Transfer pricing issues in Singapore
- Posted by admin
- 26 February 2013
As the business environment becomes more complex, there is a need for organizations to expand beyond traditional boundaries. It is not uncommon for businesses to have operations in various countries and jurisdictions. For example one company may have a manufacturing base in China, a subsidiary in Singapore and other related companies in South East Asia and Europe.
Different countries have different tax regimes. If a company has operations in multiple countries it will quickly become evident that one could ‘manipulate’ the cost of a product or service between and among the operations in the various countries of a group of companies. Increasing the cost of a product artificially in a higher tax jurisdiction will thereby reduce profits and as a consequence reduces the tax liability. One could ‘transfer’ the profits by reducing the cost of goods and services to a lower tax jurisdiction or a country that has a low tax on corporate profit. Looked at on a global scale or regional scale, a company could actually be paying lower taxes than it should. It is not that inter company transactions are not allowed. On the contrary it makes business sense to have businesses located in various countries that provides economic advantages. Of concern with the tax authorities is how the companies with operations on a regional/global scale cost for the product or services between the companies in the various countries within the group.

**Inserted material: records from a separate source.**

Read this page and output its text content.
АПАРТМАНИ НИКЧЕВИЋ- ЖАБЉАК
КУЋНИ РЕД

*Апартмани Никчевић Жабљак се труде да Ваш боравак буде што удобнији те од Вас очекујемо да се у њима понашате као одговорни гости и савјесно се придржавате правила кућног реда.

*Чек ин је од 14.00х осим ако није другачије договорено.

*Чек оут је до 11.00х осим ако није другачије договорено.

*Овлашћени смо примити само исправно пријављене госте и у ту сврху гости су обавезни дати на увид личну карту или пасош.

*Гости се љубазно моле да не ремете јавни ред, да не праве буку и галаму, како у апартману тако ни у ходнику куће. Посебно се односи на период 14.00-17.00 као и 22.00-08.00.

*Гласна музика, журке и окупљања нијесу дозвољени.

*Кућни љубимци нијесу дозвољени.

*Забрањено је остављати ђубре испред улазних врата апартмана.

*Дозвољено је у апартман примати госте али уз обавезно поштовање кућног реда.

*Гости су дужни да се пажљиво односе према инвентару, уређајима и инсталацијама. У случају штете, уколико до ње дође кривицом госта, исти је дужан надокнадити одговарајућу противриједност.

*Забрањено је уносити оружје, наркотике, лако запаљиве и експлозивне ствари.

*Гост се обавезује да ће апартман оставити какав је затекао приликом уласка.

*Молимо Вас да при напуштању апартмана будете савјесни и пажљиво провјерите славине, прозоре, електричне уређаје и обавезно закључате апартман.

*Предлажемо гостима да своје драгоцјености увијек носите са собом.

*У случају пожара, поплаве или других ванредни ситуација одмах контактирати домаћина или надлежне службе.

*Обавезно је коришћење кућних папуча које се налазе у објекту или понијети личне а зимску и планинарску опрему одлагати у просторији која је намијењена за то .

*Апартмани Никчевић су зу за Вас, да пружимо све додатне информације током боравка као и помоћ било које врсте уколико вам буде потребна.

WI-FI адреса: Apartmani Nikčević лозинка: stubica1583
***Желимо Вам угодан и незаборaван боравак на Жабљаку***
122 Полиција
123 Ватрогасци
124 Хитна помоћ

What is the arm’s length principle?
This concern is referred to as inter company transaction and transferring of such goods and services requires a determination of price, which is known as transfer pricing. It is actually the price at which goods and services are transferred from one corporation to another. The standard rule for the transfer of costs between related parties in different tax jurisdictions is that of the ‘arm’s length principle’. The transfer price for inter company transaction is to be determined on the principle assumption of what price the receiving company has to pay for the services or products it procures in the open market. Another way of looking at it is if two companies are located in different tax regions, they would cost their products or services to each other (the transfer price) that two independent companies would follow if they were in a similar situation.
Issues with adherence to transfer pricing guidelines
The tax authorities acknowledge that fact that the issue of the arms’ length principle and hence the transfer price is not an exact science. What would happen if a company found that there is a lack of comparable condition available for it to determine what the ‘independent’ market would pay for the services or products it offered. Would it be justifiable for a company to incur exorbitant market research cost to be able to identify the market transfer price if the information is not available or worse if the information is confidential?
The Inland Revenue Authority of Singapore (IRAS) has recommended that the issues with regards to transfer pricing compliance require the exercise of judgment and advices that a pragmatic approach be adopted. Hence there are no rigid rules provided for adherence. What would be the best approach in determining the transfer prices at arm’s length will depend on the company’s nature of business.
There are 5 methods outlined by the IRAS in relation to determining transfer pricing and which method would be most suitable would depend on the individual company’s circumstances with an important proviso that whatever method adopted, the company is able and prepared to provide sufficient documentation to substantiate its claim.